PNG journalists ‘disillusioned’
In Papua New Guinea, the ousting of Peter O’Neill by James Marape as prime minister in May 2019 was seen as an encouraging development for the prospects of greater media independence.

However, “journalists were disillusioned” in April 2020 when the police minister called for two reporters to be fired for their ‘misleading’ coverage of the covid-19 crisis.

“In addition to political pressure, journalists continue to be dependent on the concerns of those who own their media. This is particularly so at the two main dailies, the PNG Post -Courier, owned by US-Australian media tycoon Rupert Murdoch’s News Corp, which is above all focused on commercial and financial concerns, and The National, owned by the Malaysian logging multinational Rimbunan Hijau.”

In contrast to the Pacific drops in the index, Timor-Leste rose seven places to 78th.

“In 2020, journalists came under attack from the Catholic clergy, which is very powerful in Timor-Leste. A bishop [attacked] two media outlets that published an investigative article about a US priest accused of a sexual attack on a minor.

“The Press Council that was created in 2015 plays an active role in defusing any conflicts involving journalists, and works closely with university centres to provide aspiring journalists with sound ethical training.

“But the media law adopted in 2014, in defiance of the international community’s warnings, poses a permanent threat to journalists and encourages self-censorship.”

‘Press freedom models’
In other regional developments, RSF said that the “regional press freedom models – New Zealand (up 1 at 8th), Australia (up 1 at 25th), South Korea (42nd) and Taiwan (43rd) – have on the whole allowed journalists to do their job and to inform the public without any attempt by the authorities to impose their own narrative”.

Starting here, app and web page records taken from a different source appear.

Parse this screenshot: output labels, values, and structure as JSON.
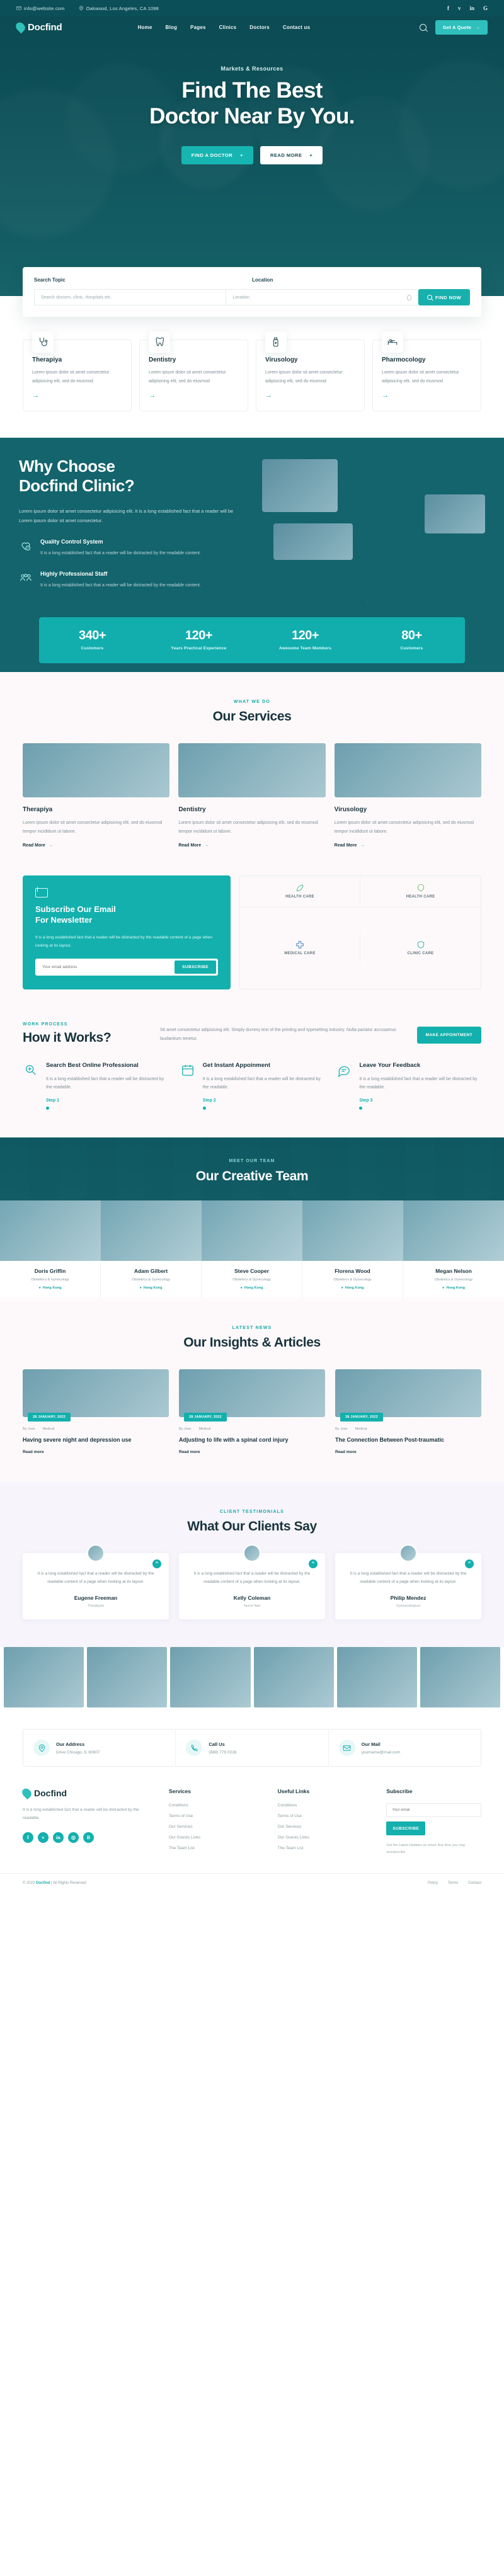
{
  "topbar": {
    "email": "info@website.com",
    "address": "Oakwood, Los Angeles, CA 1098",
    "social": [
      {
        "name": "facebook-icon",
        "glyph": "f"
      },
      {
        "name": "twitter-icon",
        "glyph": "ᴠ"
      },
      {
        "name": "linkedin-icon",
        "glyph": "in"
      },
      {
        "name": "google-icon",
        "glyph": "G"
      }
    ]
  },
  "nav": {
    "logo": "Docfind",
    "items": [
      "Home",
      "Blog",
      "Pages",
      "Clinics",
      "Doctors",
      "Contact us"
    ],
    "quote_label": "Get A Quote",
    "quote_arrow": "→"
  },
  "hero": {
    "kicker": "Markets & Resources",
    "title_line1": "Find The Best",
    "title_line2": "Doctor Near By You.",
    "btn_primary": "FIND A DOCTOR",
    "btn_primary_icon": "+",
    "btn_secondary": "READ MORE",
    "btn_secondary_icon": "+"
  },
  "search": {
    "topic_label": "Search Topic",
    "location_label": "Location",
    "topic_placeholder": "Search doctors, clinic, Hospitals etc.",
    "location_placeholder": "Location",
    "button": "FIND NOW"
  },
  "specialties": [
    {
      "title": "Therapiya",
      "text": "Lorem ipsum dolor sit amet consectetur adipisicing elit, sed do eiusmod",
      "icon": "stethoscope-icon"
    },
    {
      "title": "Dentistry",
      "text": "Lorem ipsum dolor sit amet consectetur adipisicing elit, sed do eiusmod",
      "icon": "tooth-icon"
    },
    {
      "title": "Virusology",
      "text": "Lorem ipsum dolor sit amet consectetur adipisicing elit, sed do eiusmod",
      "icon": "medicine-bottle-icon"
    },
    {
      "title": "Pharmocology",
      "text": "Lorem ipsum dolor sit amet consectetur adipisicing elit, sed do eiusmod",
      "icon": "hospital-bed-icon"
    }
  ],
  "why": {
    "heading_line1": "Why Choose",
    "heading_line2": "Docfind Clinic?",
    "paragraph": "Lorem ipsum dolor sit amet consectetur adipisicing elit. It is a long established fact that a reader will be Lorem ipsum dolor sit amet consectetur.",
    "features": [
      {
        "title": "Quality Control System",
        "text": "It is a long established fact that a reader will be distracted by the readable content.",
        "icon": "heart-check-icon"
      },
      {
        "title": "Highly Professional Staff",
        "text": "It is a long established fact that a reader will be distracted by the readable content.",
        "icon": "team-icon"
      }
    ]
  },
  "stats": [
    {
      "number": "340+",
      "label": "Customers"
    },
    {
      "number": "120+",
      "label": "Years Practical Experience"
    },
    {
      "number": "120+",
      "label": "Awesome Team Members"
    },
    {
      "number": "80+",
      "label": "Customers"
    }
  ],
  "services": {
    "eyebrow": "WHAT WE DO",
    "heading": "Our Services",
    "cards": [
      {
        "title": "Therapiya",
        "text": "Lorem ipsum dolor sit amet consectetur adipisicing elit, sed do eiusmod tempor incididunt ut labore.",
        "more": "Read More"
      },
      {
        "title": "Dentistry",
        "text": "Lorem ipsum dolor sit amet consectetur adipisicing elit, sed do eiusmod tempor incididunt ut labore.",
        "more": "Read More"
      },
      {
        "title": "Virusology",
        "text": "Lorem ipsum dolor sit amet consectetur adipisicing elit, sed do eiusmod tempor incididunt ut labore.",
        "more": "Read More"
      }
    ]
  },
  "newsletter": {
    "heading_line1": "Subscribe Our Email",
    "heading_line2": "For Newsletter",
    "text": "It is a long established fact that a reader will be distracted by the readable content of a page when looking at its layout.",
    "placeholder": "Your email address",
    "button": "SUBSCRIBE",
    "brands": [
      {
        "name": "HEALTH CARE"
      },
      {
        "name": "HEALTH CARE"
      },
      {
        "name": "MEDICAL CARE"
      },
      {
        "name": "CLINIC CARE"
      }
    ]
  },
  "how": {
    "eyebrow": "WORK PROCESS",
    "heading": "How it Works?",
    "paragraph": "Sit amet consectetur adipisicing elit. Simply dummy text of the printing and typesetting industry. Nulla pariatur accusamus laudantium tenetur.",
    "button": "MAKE APPOINTMENT",
    "steps": [
      {
        "title": "Search Best Online Professional",
        "text": "It is a long established fact that a reader will be distracted by the readable.",
        "num": "Step 1",
        "icon": "search-doctor-icon"
      },
      {
        "title": "Get Instant Appoinment",
        "text": "It is a long established fact that a reader will be distracted by the readable.",
        "num": "Step 2",
        "icon": "calendar-icon"
      },
      {
        "title": "Leave Your Feedback",
        "text": "It is a long established fact that a reader will be distracted by the readable.",
        "num": "Step 3",
        "icon": "feedback-icon"
      }
    ]
  },
  "team": {
    "eyebrow": "MEET OUR TEAM",
    "heading": "Our Creative Team",
    "members": [
      {
        "name": "Doris Griffin",
        "role": "Obstetrics & Gynecology",
        "location": "Hong Kong"
      },
      {
        "name": "Adam Gilbert",
        "role": "Obstetrics & Gynecology",
        "location": "Hong Kong"
      },
      {
        "name": "Steve Cooper",
        "role": "Obstetrics & Gynecology",
        "location": "Hong Kong"
      },
      {
        "name": "Florena Wood",
        "role": "Obstetrics & Gynecology",
        "location": "Hong Kong"
      },
      {
        "name": "Megan Nelson",
        "role": "Obstetrics & Gynecology",
        "location": "Hong Kong"
      }
    ]
  },
  "blog": {
    "eyebrow": "LATEST NEWS",
    "heading": "Our Insights & Articles",
    "posts": [
      {
        "date": "28 JANUARY, 2022",
        "author": "By Jose",
        "category": "Medical",
        "title": "Having severe night and depression use",
        "more": "Read more"
      },
      {
        "date": "28 JANUARY, 2022",
        "author": "By Jose",
        "category": "Medical",
        "title": "Adjusting to life with a spinal cord injury",
        "more": "Read more"
      },
      {
        "date": "28 JANUARY, 2022",
        "author": "By Jose",
        "category": "Medical",
        "title": "The Connection Between Post-traumatic",
        "more": "Read more"
      }
    ]
  },
  "testimonials": {
    "eyebrow": "CLIENT TESTIMONIALS",
    "heading": "What Our Clients Say",
    "items": [
      {
        "quote": "It is a long established fact that a reader will be distracted by the readable content of a page when looking at its layout.",
        "name": "Eugene Freeman",
        "role": "Therabynk"
      },
      {
        "quote": "It is a long established fact that a reader will be distracted by the readable content of a page when looking at its layout.",
        "name": "Kelly Coleman",
        "role": "Nurse Nail"
      },
      {
        "quote": "It is a long established fact that a reader will be distracted by the readable content of a page when looking at its layout.",
        "name": "Philip Mendez",
        "role": "Gynaecoloqical"
      }
    ]
  },
  "contact": [
    {
      "label": "Our Address",
      "value": "Drive Chicago, IL 60607",
      "icon": "map-pin-icon"
    },
    {
      "label": "Call Us",
      "value": "(888) 779 0228",
      "icon": "phone-icon"
    },
    {
      "label": "Our Mail",
      "value": "yourname@mail.com",
      "icon": "mail-icon"
    }
  ],
  "footer": {
    "logo": "Docfind",
    "about": "It is a long established fact that a reader will be distracted by the readable.",
    "social": [
      {
        "name": "facebook-icon",
        "glyph": "f"
      },
      {
        "name": "twitter-icon",
        "glyph": "ᴠ"
      },
      {
        "name": "linkedin-icon",
        "glyph": "in"
      },
      {
        "name": "instagram-icon",
        "glyph": "◎"
      },
      {
        "name": "behance-icon",
        "glyph": "B"
      }
    ],
    "columns": [
      {
        "title": "Services",
        "links": [
          "Conditions",
          "Terms of Use",
          "Our Services",
          "Our Guests Links",
          "The Team List"
        ]
      },
      {
        "title": "Useful Links",
        "links": [
          "Conditions",
          "Terms of Use",
          "Our Services",
          "Our Guests Links",
          "The Team List"
        ]
      }
    ],
    "subscribe": {
      "title": "Subscribe",
      "placeholder": "Your email",
      "button": "SUBSCRIBE",
      "note": "Get the Latest Updates so email. Any time you may unsubscribe."
    },
    "copyright_pre": "© 2022 ",
    "copyright_brand": "Docfind",
    "copyright_post": " | All Rights Reserved",
    "bottom_links": [
      "Policy",
      "Terms",
      "Contact"
    ]
  }
}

In Australia, “it was Facebook that introduced the censorship virus.

“In response to proposed Australian legislation requiring tech companies to reimburse the media for content posted on their social media platforms, Facebook decided to ban Australian media from publishing or sharing journalistic content on their Facebook pages.”

While Samoa retained its 21st position, RSF’s index authors noted that the Pacific country was in danger of “losing its status as a regional press freedom model”.

Noting responses to repeated threats by the government, RSF cited the Samoa Alliance of Media Practitioners for Development (SAMPOD) for “urged the media to reaffirm the right of Samoans to pluralist, free and independent journalism as an essential condition for democracy”.

“In a sign of further decline in the situation in 2020, the prime minister threatened to ban Facebook and personally brought a defamation suit against a blogger whose comments he did not like.”

Pacific Media Watch collaborates with Reporters Without Borders.